Analysis Commands evaluate Check the accuracy of the alignment of the given sequence or a set of sequences using sequence-based criteria and structure-based criteria. Percent complete and length can be calculated for the sequence(s) evaluated and the CRWDB updated if desired.
evalRunner A wrapper around the evaluate command. Its primary purposes are to:
  • Provide a simplified syntax for evaluating a set of aligned sequences against a single sequence in the alignment.
  • Directly update the CRWDB with computed values for Percent complete and Sequence Length when evaluation results meet specific thresholds.


Users should look to use the evalRunner command unless they need specific features from the evaluate command, which are not available in the evalRunner command.
consensus Calculate the consensus for either all or a selected subset of sequences from the "current" alignment. The consensus can be calculated across either all or a specified subset of columns from the "current" alignment.
identity Calculate the pairwise identity and overlap between sequences in a given alignment that are already aligned. This command can also search an alignment for sequences that have a given identity and/or overlap to a specified reference sequence.
calcBPFreqs Compute the base-pair frequency data in an alignment, across a given row set, given a reference set of secondary structure base-pairings.
calcNTFreqs Compute the nucleotide frequencies for all columns in an alignment, across a given row set.
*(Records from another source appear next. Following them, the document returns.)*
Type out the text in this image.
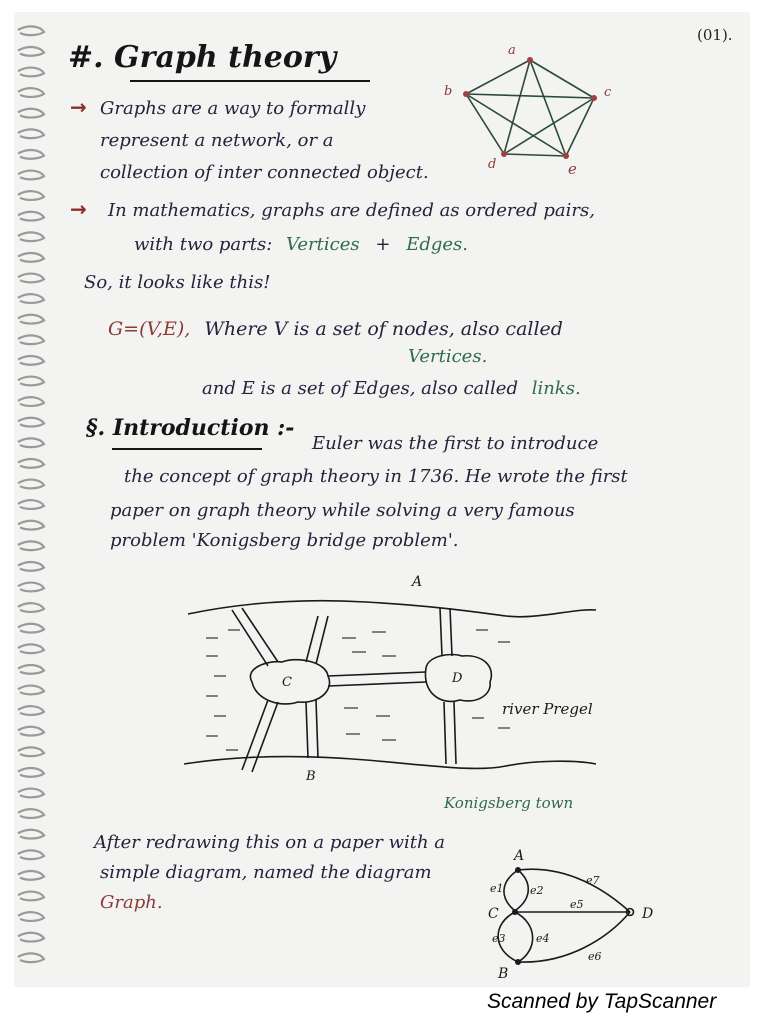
(01).
#. Graph theory	a
b	c
d	e
→ Graphs are a way to formally
represent a network, or a
collection of inter connected object.
→ In mathematics, graphs are defined as ordered pairs,
with two parts: Vertices + Edges.
So, it looks like this!
G=(V,E), Where V is a set of nodes, also called
Vertices.
and E is a set of Edges, also called links.
§. Introduction :-
Euler was the first to introduce
the concept of graph theory in 1736. He wrote the first
paper on graph theory while solving a very famous
problem 'Konigsberg bridge problem'.
A
B
C	D
river Pregel
Konigsberg town
After redrawing this on a paper with a
simple diagram, named the diagram
Graph.
A
B
C	D
e1 e2
e3	e4
e5
e6
e7
Scanned by TapScanner
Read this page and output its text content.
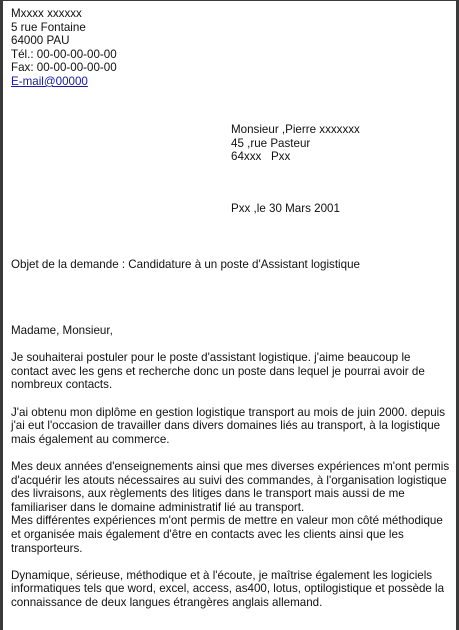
Mxxxx xxxxxx
5 rue Fontaine
64000 PAU
Tél.: 00-00-00-00-00
Fax: 00-00-00-00-00
E-mail@00000
Monsieur ,Pierre xxxxxxx
45 ,rue Pasteur
64xxx   Pxx
Pxx ,le 30 Mars 2001
Objet de la demande : Candidature à un poste d'Assistant logistique
Madame, Monsieur,
Je souhaiterai postuler pour le poste d'assistant logistique. j'aime beaucoup le
contact avec les gens et recherche donc un poste dans lequel je pourrai avoir de
nombreux contacts.
J'ai obtenu mon diplôme en gestion logistique transport au mois de juin 2000. depuis
j'ai eut l'occasion de travailler dans divers domaines liés au transport, à la logistique
mais également au commerce.
Mes deux années d'enseignements ainsi que mes diverses expériences m'ont permis
d'acquérir les atouts nécessaires au suivi des commandes, à l'organisation logistique
des livraisons, aux règlements des litiges dans le transport mais aussi de me
familiariser dans le domaine administratif lié au transport.
Mes différentes expériences m'ont permis de mettre en valeur mon côté méthodique
et organisée mais également d'être en contacts avec les clients ainsi que les
transporteurs.
Dynamique, sérieuse, méthodique et à l'écoute, je maîtrise également les logiciels
informatiques tels que word, excel, access, as400, lotus, optilogistique et possède la
connaissance de deux langues étrangères anglais allemand.
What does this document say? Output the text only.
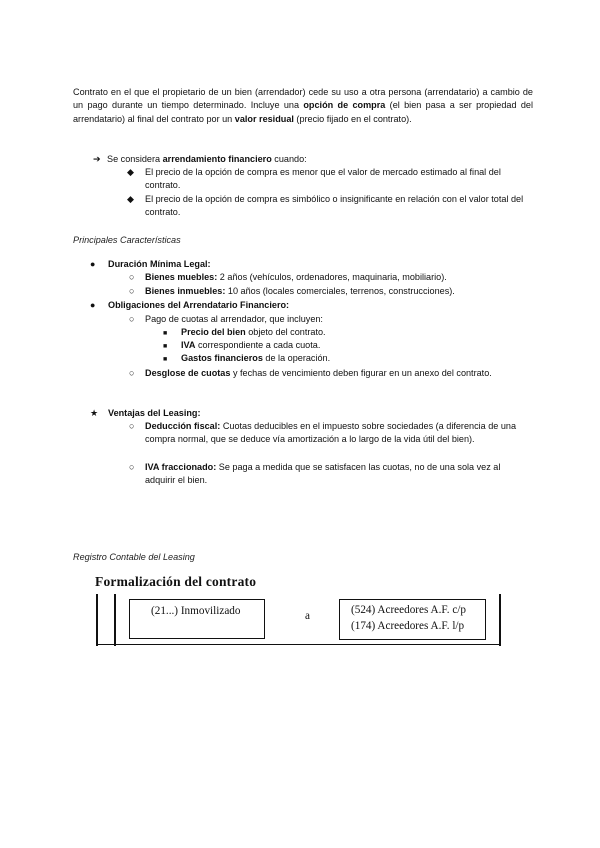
Contrato en el que el propietario de un bien (arrendador) cede su uso a otra persona (arrendatario) a cambio de un pago durante un tiempo determinado. Incluye una opción de compra (el bien pasa a ser propiedad del arrendatario) al final del contrato por un valor residual (precio fijado en el contrato).
➔ Se considera arrendamiento financiero cuando:
◆ El precio de la opción de compra es menor que el valor de mercado estimado al final del contrato.
◆ El precio de la opción de compra es simbólico o insignificante en relación con el valor total del contrato.
Principales Características
● Duración Mínima Legal:
○ Bienes muebles: 2 años (vehículos, ordenadores, maquinaria, mobiliario).
○ Bienes inmuebles: 10 años (locales comerciales, terrenos, construcciones).
● Obligaciones del Arrendatario Financiero:
○ Pago de cuotas al arrendador, que incluyen:
■ Precio del bien objeto del contrato.
■ IVA correspondiente a cada cuota.
■ Gastos financieros de la operación.
○ Desglose de cuotas y fechas de vencimiento deben figurar en un anexo del contrato.
★ Ventajas del Leasing:
○ Deducción fiscal: Cuotas deducibles en el impuesto sobre sociedades (a diferencia de una compra normal, que se deduce vía amortización a lo largo de la vida útil del bien).
○ IVA fraccionado: Se paga a medida que se satisfacen las cuotas, no de una sola vez al adquirir el bien.
Registro Contable del Leasing
Formalización del contrato
(21...) Inmovilizado	a	(524) Acreedores A.F. c/p
(174) Acreedores A.F. l/p
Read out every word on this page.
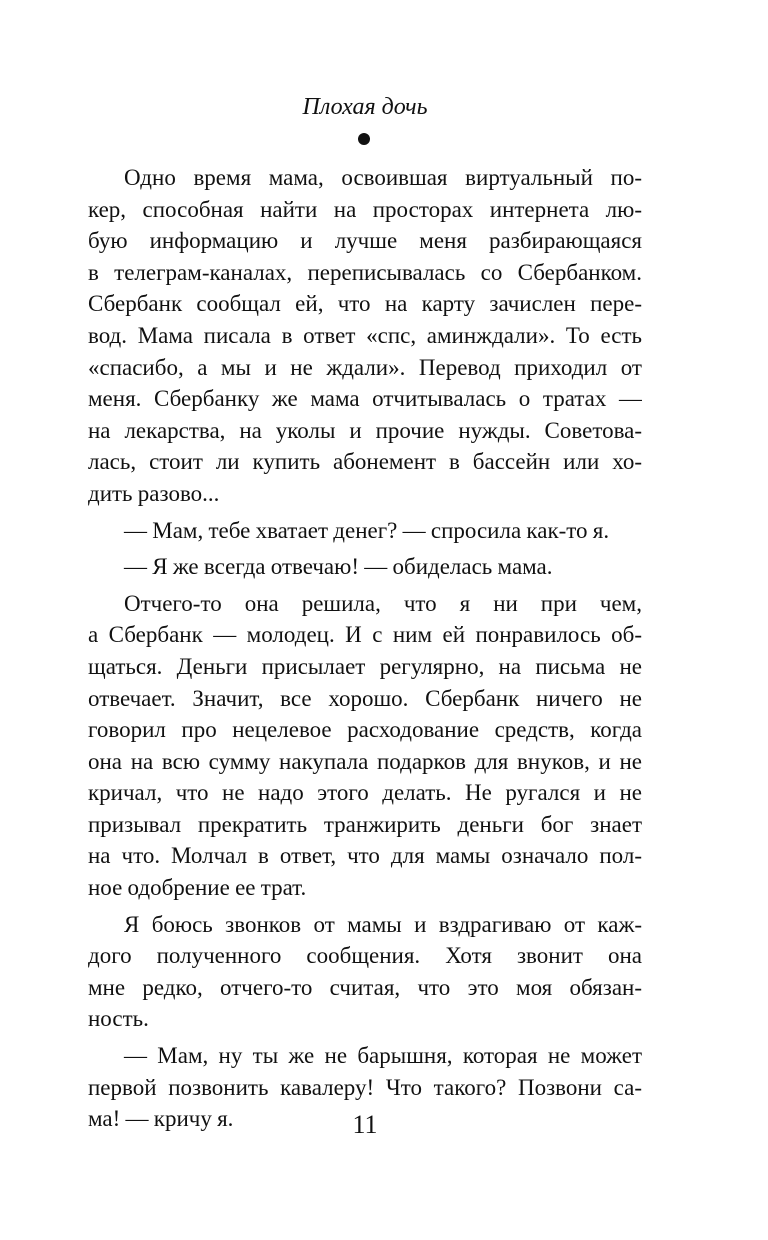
Плохая дочь
Одно время мама, освоившая виртуальный по-
кер, способная найти на просторах интернета лю-
бую информацию и лучше меня разбирающаяся
в телеграм-каналах, переписывалась со Сбербанком.
Сбербанк сообщал ей, что на карту зачислен пере-
вод. Мама писала в ответ «спс, аминждали». То есть
«спасибо, а мы и не ждали». Перевод приходил от
меня. Сбербанку же мама отчитывалась о тратах —
на лекарства, на уколы и прочие нужды. Советова-
лась, стоит ли купить абонемент в бассейн или хо-
дить разово...
— Мам, тебе хватает денег? — спросила как-то я.
— Я же всегда отвечаю! — обиделась мама.
Отчего-то она решила, что я ни при чем,
а Сбербанк — молодец. И с ним ей понравилось об-
щаться. Деньги присылает регулярно, на письма не
отвечает. Значит, все хорошо. Сбербанк ничего не
говорил про нецелевое расходование средств, когда
она на всю сумму накупала подарков для внуков, и не
кричал, что не надо этого делать. Не ругался и не
призывал прекратить транжирить деньги бог знает
на что. Молчал в ответ, что для мамы означало пол-
ное одобрение ее трат.
Я боюсь звонков от мамы и вздрагиваю от каж-
дого полученного сообщения. Хотя звонит она
мне редко, отчего-то считая, что это моя обязан-
ность.
— Мам, ну ты же не барышня, которая не может
первой позвонить кавалеру! Что такого? Позвони са-
ма! — кричу я.	11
calcInDels Count Insertion/Deletion events for a specified sequence with respect to a given reference sequence.
seqComps Compute the nucleotide compositions of sequences in an alignment.
checkAln Check the accuracy of the alignment of sequence computed using the autoalign command, assuming the given sequence is already correctly aligned in the alignment. Note: this command is useful for regression testing new parameters for the autoalign command.
Structure Manipulation/Generation Commands loadStructData Map secondary structure pairings for a specific row in an alignment.
templateDiagram Use this command to create a new secondary structure diagram (XRNA format) using an existing diagram as a template.
projectPairings Use this command to create new secondary structure pairing sets by projecting an existing set of secondary structure base pairs across a set of sequences. The pairings sets are output in BPSEQ, CT, RNAml, Bracket and Alden formats.
Genbank Commands checkAccGB Use this command to check if a sequence in an alignment also exists in GenBank. The check is performed using the NCBI Accession Number stored in the CRWDB for the sequence. If the sequence exists in GenBank, the command can update the Available field in the CRWDB. Note: This command uses NCBI eUtils and Web Services to query Genbank remotely, in contrast to the rest of the commands in this section which require a local copy of Genbank.
checkGBHits Use this command to crosscheck against the CRWDB a set of sequences identified by searching a copy of Genbank that is co-located on the same server from which CAT is invoked.
getGBEntries Use this command to retrieve Genbank entries by locus from a copy of Genbank that is co-located on the same server from which CAT is invoked.
manageGenbank Use this command to manipulate a copy of Genbank that is co-located on the same server from which CAT is invoked.
searchGenbank Use this command to search a copy of Genbank that is co-located on the same server from which CAT is invoked using FASTA.
alnGBSearch Use this command to create a new AE2-formatted alignment from a set of Genbank entries obtained with the searchGenbank command.